According to research by consulting firm Accenture, 27 percent of the returns will tie into “buyers remorse”, and 68 percent will fit a category called “no trouble found.” My interpretation: the industry is paying a huge price to support spoiled and fickle consumers, as in, “Wah wah, I wanted a blue iPod, not a white one,” and “Why did I get an XD when a I wanted an XS?”
To be clear, that’s not exactly Accenture’s translation. The “no trouble found” group seems to describe people who couldn’t get their device to work. Accenture rightly points out that industry needs to improve usability.
But let’s face it, consumers in the cry baby economy say anything when they return items. “No trouble found” in many cases will be a euphemism for “woops I changed my mind.” The “buyers remorse” group isn’t even a euphemism. I’ll take an educated guess - probably a low one - that $10 billion of the returns relates to pampered purchasers.
As Accenture notes in so many words, this all wreaks havoc on the environment. “These costs include receiving, assessing, repairing, reboxing, restocking and reselling returned products,” Accenture says in a press release.

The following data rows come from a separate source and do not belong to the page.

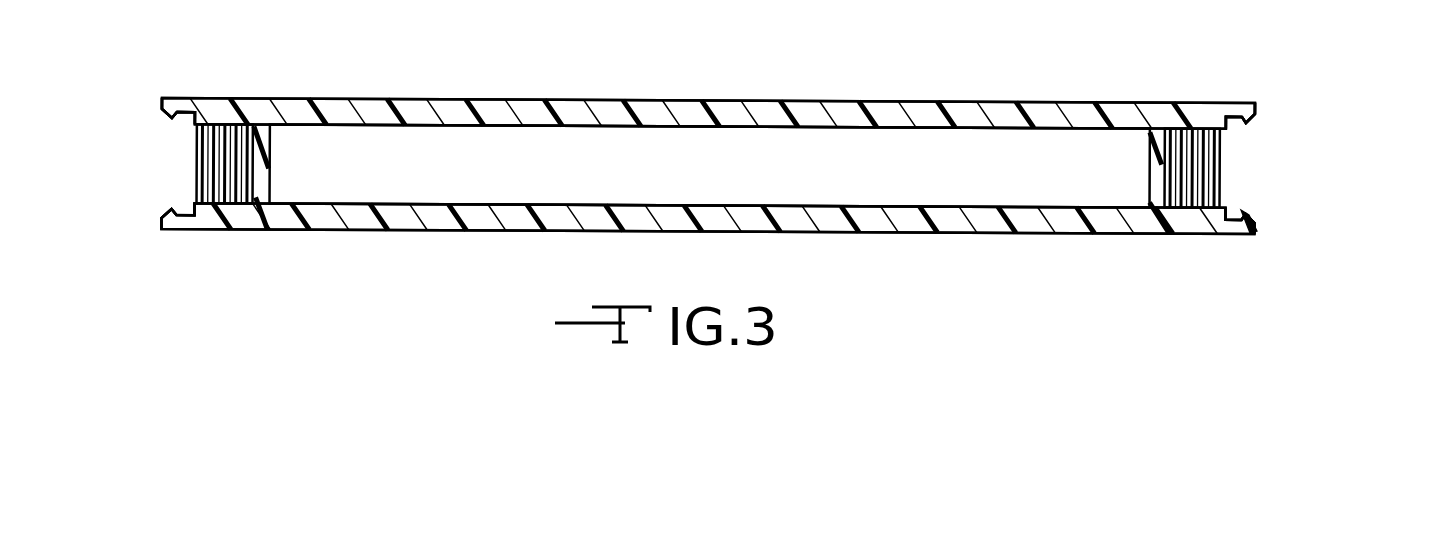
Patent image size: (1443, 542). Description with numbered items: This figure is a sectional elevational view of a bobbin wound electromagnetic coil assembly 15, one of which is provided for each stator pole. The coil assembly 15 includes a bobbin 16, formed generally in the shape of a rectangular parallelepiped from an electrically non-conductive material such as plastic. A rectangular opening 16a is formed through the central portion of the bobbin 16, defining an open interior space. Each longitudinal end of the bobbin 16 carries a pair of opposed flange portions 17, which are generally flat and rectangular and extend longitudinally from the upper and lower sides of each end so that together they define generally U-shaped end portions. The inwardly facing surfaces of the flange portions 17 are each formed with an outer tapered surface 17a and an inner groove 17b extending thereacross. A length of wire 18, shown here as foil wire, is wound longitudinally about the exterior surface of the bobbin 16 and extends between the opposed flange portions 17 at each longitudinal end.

The electromagnetic coil assembly 15 is at (1010, 87).
The bobbin 16 is at (643, 112).
The rectangular opening 16a is at (797, 160).
The flange portion 17 is at (233, 112).
The outer tapered surface 17a is at (172, 118).
The inner groove 17b is at (188, 126).
The wire 18 is at (222, 163).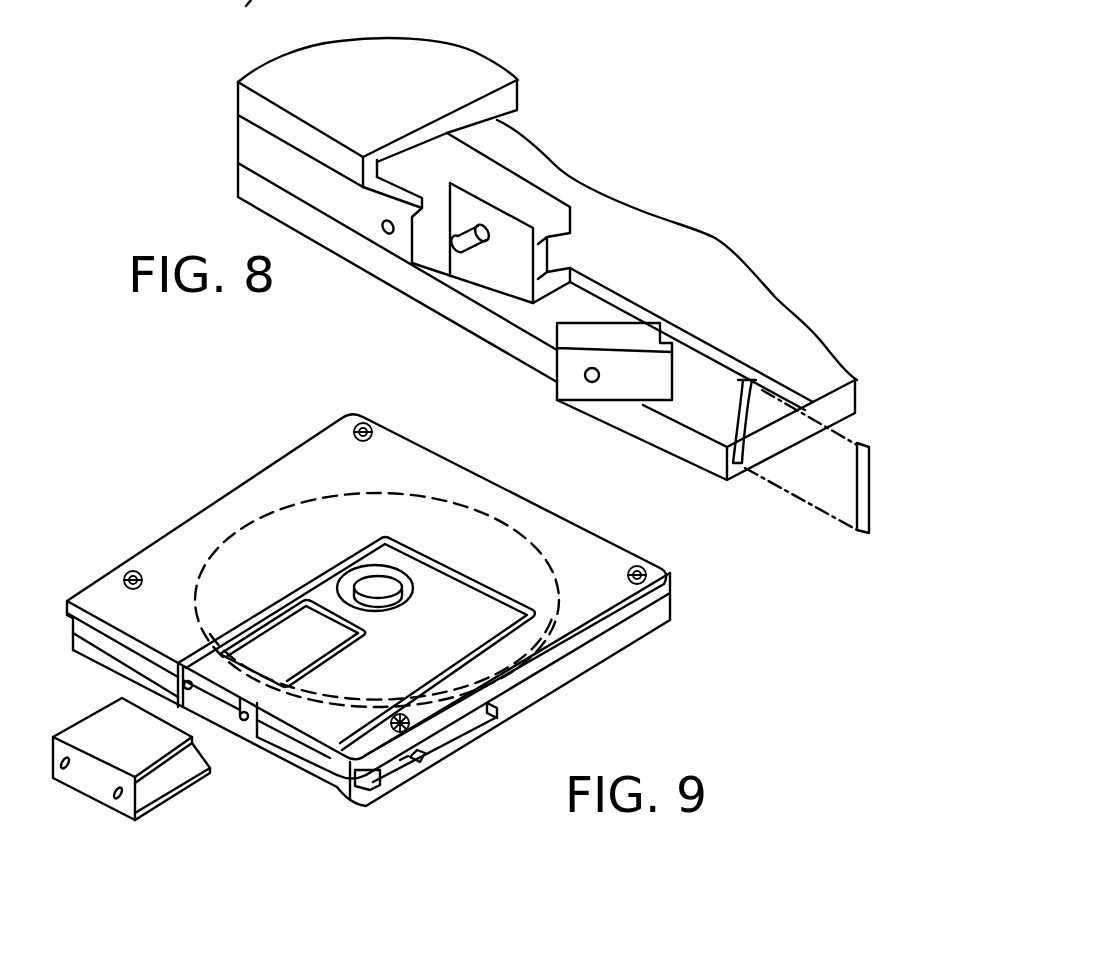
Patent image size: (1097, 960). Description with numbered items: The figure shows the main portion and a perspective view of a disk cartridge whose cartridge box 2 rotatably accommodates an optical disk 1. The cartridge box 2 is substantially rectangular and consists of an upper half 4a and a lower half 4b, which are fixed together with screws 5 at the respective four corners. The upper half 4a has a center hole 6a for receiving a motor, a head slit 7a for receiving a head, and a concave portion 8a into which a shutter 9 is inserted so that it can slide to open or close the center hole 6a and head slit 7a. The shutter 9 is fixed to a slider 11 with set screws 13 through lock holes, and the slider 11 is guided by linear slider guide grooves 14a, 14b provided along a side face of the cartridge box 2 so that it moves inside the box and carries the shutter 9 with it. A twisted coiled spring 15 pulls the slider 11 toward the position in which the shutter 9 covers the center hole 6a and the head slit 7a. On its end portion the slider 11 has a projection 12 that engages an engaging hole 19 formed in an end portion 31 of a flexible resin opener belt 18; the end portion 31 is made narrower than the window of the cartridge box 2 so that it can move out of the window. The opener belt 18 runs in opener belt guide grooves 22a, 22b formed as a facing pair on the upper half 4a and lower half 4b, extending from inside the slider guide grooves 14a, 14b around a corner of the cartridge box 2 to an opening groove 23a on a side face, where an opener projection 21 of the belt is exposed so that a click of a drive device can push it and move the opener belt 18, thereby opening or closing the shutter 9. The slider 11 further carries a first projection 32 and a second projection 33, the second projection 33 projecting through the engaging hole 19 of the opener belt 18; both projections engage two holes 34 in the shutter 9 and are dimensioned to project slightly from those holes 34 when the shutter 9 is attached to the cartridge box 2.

In FIG. 9, the optical disk 1 is at (267, 527).
In FIG. 9, the cartridge box 2 is at (415, 447).
In FIG. 8, the upper half 4a is at (356, 62).
In FIG. 9, the upper half 4a is at (557, 527).
In FIG. 8, the lower half 4b is at (730, 287).
In FIG. 9, the lower half 4b is at (625, 643).
In FIG. 9, the screws 5 is at (639, 566).
In FIG. 9, the center hole 6a is at (347, 573).
In FIG. 9, the head slit 7a is at (267, 627).
In FIG. 9, the concave portion 8a is at (457, 587).
In FIG. 9, the shutter 9 is at (93, 725).
In FIG. 8, the slider 11 is at (493, 182).
In FIG. 9, the slider 11 is at (178, 660).
In FIG. 8, the projection 12 is at (460, 253).
In FIG. 8, the set screws 13 is at (77, 7).
In FIG. 8, the slider guide groove 14a is at (428, 138).
In FIG. 8, the slider guide groove 14b is at (763, 420).
In FIG. 8, the twisted coiled spring 15 is at (246, 16).
In FIG. 8, the opener belt 18 is at (705, 383).
In FIG. 9, the opener belt 18 is at (303, 750).
In FIG. 8, the engaging hole 19 is at (592, 382).
In FIG. 9, the opener projection 21 is at (424, 757).
In FIG. 8, the opener belt guide groove 22a is at (383, 163).
In FIG. 8, the opener belt guide groove 22b is at (742, 464).
In FIG. 9, the opening groove 23a is at (381, 784).
In FIG. 8, the end portion 31 is at (567, 387).
In FIG. 9, the end portion 31 is at (258, 732).
In FIG. 9, the first projection 32 is at (80, 590).
In FIG. 9, the second projection 33 is at (186, 681).
In FIG. 9, the holes 34 is at (120, 798).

The subtext of this is that companies and consumers waste gasoline, packaging and materials, not to mention precious time and other resources.
From a business perspective, “These high consumer electronics return rates are unsustainable in a sector with brutal competition and thin margins,” says Mitch Cline, managing director of Accenture’s electronics and high-tech group.
According to an Accenture report called “A Returning Problem: Reducing the Quantity and Cost of Product Returns in Consumer Electronics”, the $17 billion bill will be 21 percent higher than in 2007.
Just think what $17 billion - or even the $10 billion cry baby portion - could contribute to, say, developing clean water systems in Africa.